May Tsang’s 21-year-old son graduated from university in Hampshire in May but has been stranded by the flight ban.
“We parents understand the worries that Hongkongers have about the virus. But those of us with children overseas feel very frustrated, helpless and upset,” she said.
Tsang originally booked a flight for her son to return this month, but was forced to delay it to August after the government’s June announcement of the entry ban.
“I miss my son very much,” said Tsang, who has not seen him for a year.
“The students might think that Hong Kong has given up on them, and that Hong Kong does not want them. But their home is in Hong Kong.
“When in fact there are many students who want to come back to find work in Hong Kong and contribute to the city.”
Kelly Tse, a 22 year-old health care student studying in Norwich said the mothballing of the government plan “worried her” because she had already booked her flight for next month and a hotel for quarantine.
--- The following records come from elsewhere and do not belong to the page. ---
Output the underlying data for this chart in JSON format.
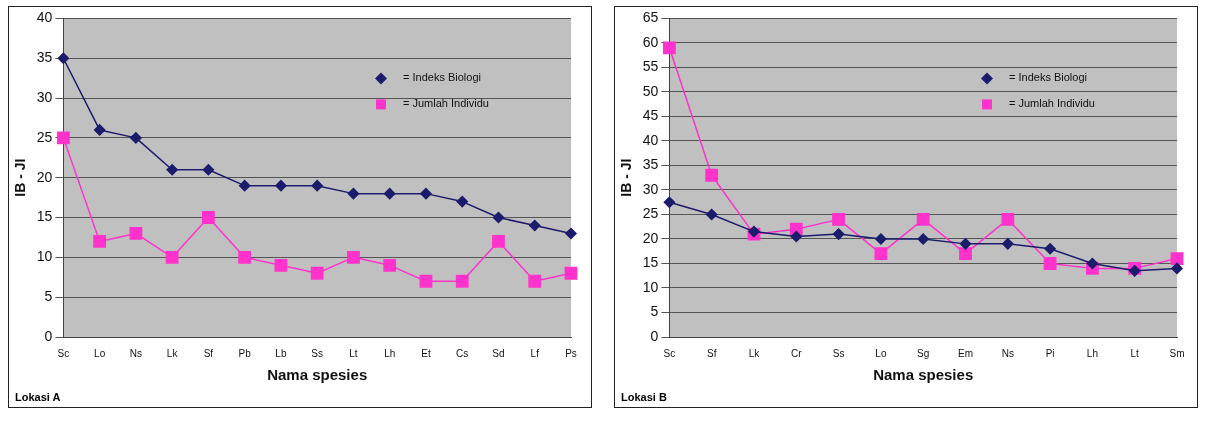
{
  "chart_data": [
    {
      "type": "line",
      "xlabel": "Nama spesies",
      "ylabel": "IB - JI",
      "annotations": [
        "Lokasi A"
      ],
      "categories": [
        "Sc",
        "Lo",
        "Ns",
        "Lk",
        "Sf",
        "Pb",
        "Lb",
        "Ss",
        "Lt",
        "Lh",
        "Et",
        "Cs",
        "Sd",
        "Lf",
        "Ps"
      ],
      "series": [
        {
          "name": "= Indeks Biologi",
          "color": "#1c1c6c",
          "marker": "diamond",
          "values": [
            35,
            26,
            25,
            21,
            21,
            19,
            19,
            19,
            18,
            18,
            18,
            17,
            15,
            14,
            13
          ]
        },
        {
          "name": "= Jumlah Individu",
          "color": "#ff33cc",
          "marker": "square",
          "values": [
            25,
            12,
            13,
            10,
            15,
            10,
            9,
            8,
            10,
            9,
            7,
            7,
            12,
            7,
            8
          ]
        }
      ],
      "ylim": [
        0,
        40
      ],
      "yticks": [
        0,
        5,
        10,
        15,
        20,
        25,
        30,
        35,
        40
      ],
      "grid": "y",
      "legend": "top right"
    },
    {
      "type": "line",
      "xlabel": "Nama spesies",
      "ylabel": "IB - JI",
      "annotations": [
        "Lokasi B"
      ],
      "categories": [
        "Sc",
        "Sf",
        "Lk",
        "Cr",
        "Ss",
        "Lo",
        "Sg",
        "Em",
        "Ns",
        "Pi",
        "Lh",
        "Lt",
        "Sm"
      ],
      "series": [
        {
          "name": "= Indeks Biologi",
          "color": "#1c1c6c",
          "marker": "diamond",
          "values": [
            27.5,
            25,
            21.5,
            20.5,
            21,
            20,
            20,
            19,
            19,
            18,
            15,
            13.5,
            14
          ]
        },
        {
          "name": "= Jumlah Individu",
          "color": "#ff33cc",
          "marker": "square",
          "values": [
            59,
            33,
            21,
            22,
            24,
            17,
            24,
            17,
            24,
            15,
            14,
            14,
            16
          ]
        }
      ],
      "ylim": [
        0,
        65
      ],
      "yticks": [
        0,
        5,
        10,
        15,
        20,
        25,
        30,
        35,
        40,
        45,
        50,
        55,
        60,
        65
      ],
      "grid": "y",
      "legend": "top right"
    }
  ]
}
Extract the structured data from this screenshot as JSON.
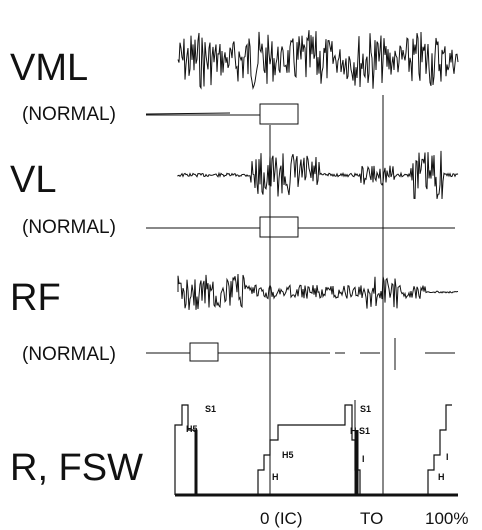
{
  "muscles": [
    {
      "label": "VML",
      "normal_label": "(NORMAL)"
    },
    {
      "label": "VL",
      "normal_label": "(NORMAL)"
    },
    {
      "label": "RF",
      "normal_label": "(NORMAL)"
    }
  ],
  "footswitch": {
    "label": "R, FSW",
    "step_labels": [
      "S1",
      "H5",
      "H",
      "S1",
      "H S1",
      "I"
    ]
  },
  "x_axis": {
    "ticks": [
      "0 (IC)",
      "TO",
      "100%"
    ]
  }
}
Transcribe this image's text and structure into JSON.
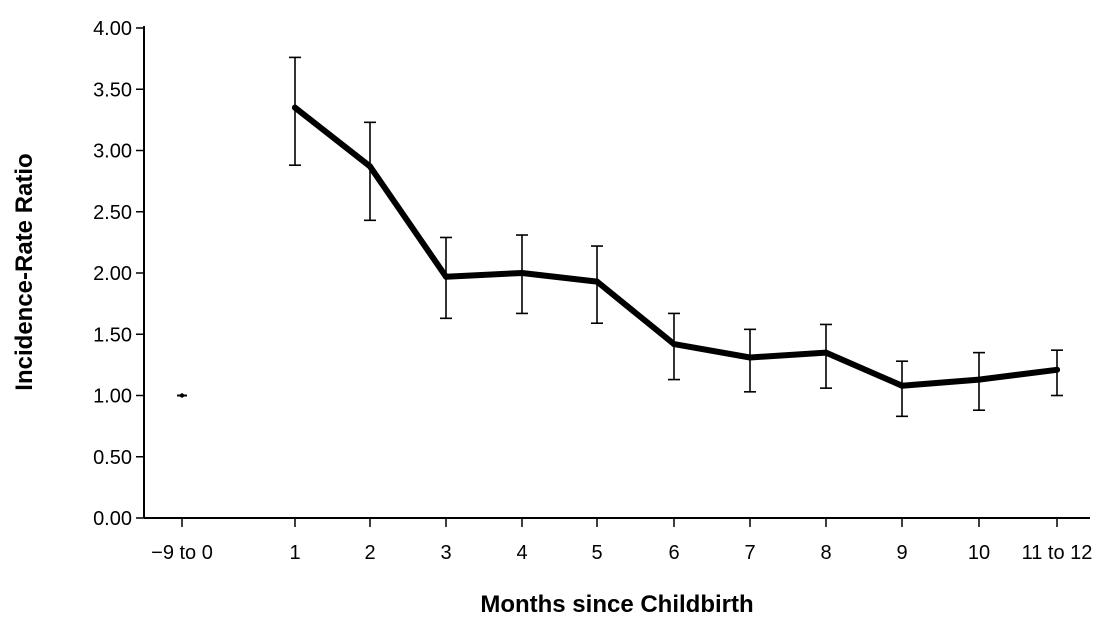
{
  "chart_data": {
    "type": "line",
    "xlabel": "Months since Childbirth",
    "ylabel": "Incidence-Rate Ratio",
    "categories": [
      "−9 to 0",
      "1",
      "2",
      "3",
      "4",
      "5",
      "6",
      "7",
      "8",
      "9",
      "10",
      "11 to 12"
    ],
    "y_ticks": [
      "0.00",
      "0.50",
      "1.00",
      "1.50",
      "2.00",
      "2.50",
      "3.00",
      "3.50",
      "4.00"
    ],
    "ylim": [
      0,
      4
    ],
    "grid": false,
    "series": [
      {
        "values": [
          1.0,
          3.35,
          2.87,
          1.97,
          2.0,
          1.93,
          1.42,
          1.31,
          1.35,
          1.08,
          1.13,
          1.21
        ],
        "ci_lower": [
          null,
          2.88,
          2.43,
          1.63,
          1.67,
          1.59,
          1.13,
          1.03,
          1.06,
          0.83,
          0.88,
          1.0
        ],
        "ci_upper": [
          null,
          3.76,
          3.23,
          2.29,
          2.31,
          2.22,
          1.67,
          1.54,
          1.58,
          1.28,
          1.35,
          1.37
        ]
      }
    ],
    "reference_category": "−9 to 0",
    "line_color": "#000000"
  }
}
“There are too many uncertainties. I’m very insecure about not knowing what should be the next step,” she added.
If the flight ban was still in place on the day of her flight, the same day her accommodation term ended, Tse said she might have to travel to another part of Britain and stay at her friend’s place.
Another student, Beth Chan, of Edinburgh, said she was now used to the regular changes in travel restrictions imposed by the Hong Kong government.
“They have already changed [entry restrictions] many times before. So, I am not surprised. You get people’s hopes up … and then their plans are going to become all messed up,” she said.
Another final year student, Tina Fan, who studied physiotherapy in Norwich, said she felt “a bit miserable and powerless”.
“If the government further delays it, then summer holiday will be gone already, which doesn’t meet their intention [to cancel the ban] in the first place,” she said.
Meanwhile, Eman Villanueva, spokesman for the Asian Migrants’ Co-ordinating Body, said many foreign domestic helpers were also disappointed by the U-turn.
“We cannot blame the Hong Kong government for the entry restrictions. We only blame the Indonesian and the Philippine governments for failing to contain the Covid-19 in their countries,” he said.
“But we hope Hong Kong can be more considerate and understand the plight of many of the helpers waiting to come.”
He cited the situation in the Philippines capital, where his group was in contact with a group of about 70 domestic helpers.
“They have been stranded in dormitories supplied by employment agencies in Manila for months. They are jobless and have no income and they can’t afford to stay put much longer. They have been fully vaccinated and they were willing to undergo quarantine after arriving in Hong Kong.”
Thomas Chan Tung-fung, chairman of the Hong Kong Union of Employment Agencies, also said: “The delay would help nobody.
“With decrease in supply, the wages for helpers will only go up and employers will have to pay more. And if the government thinks it should only ease border restrictions after a zero infection can be achieved, I can tell the officials that it will be mission impossible and that day will never come.”
Betty Yung Ma Shan-yee, chairwoman of the Hong Kong Employers of Overseas Domestic Helpers Association, however said employers were not in a rush.
“Health is our topmost priority. No employer would like to hire an infected helper,” Yung said.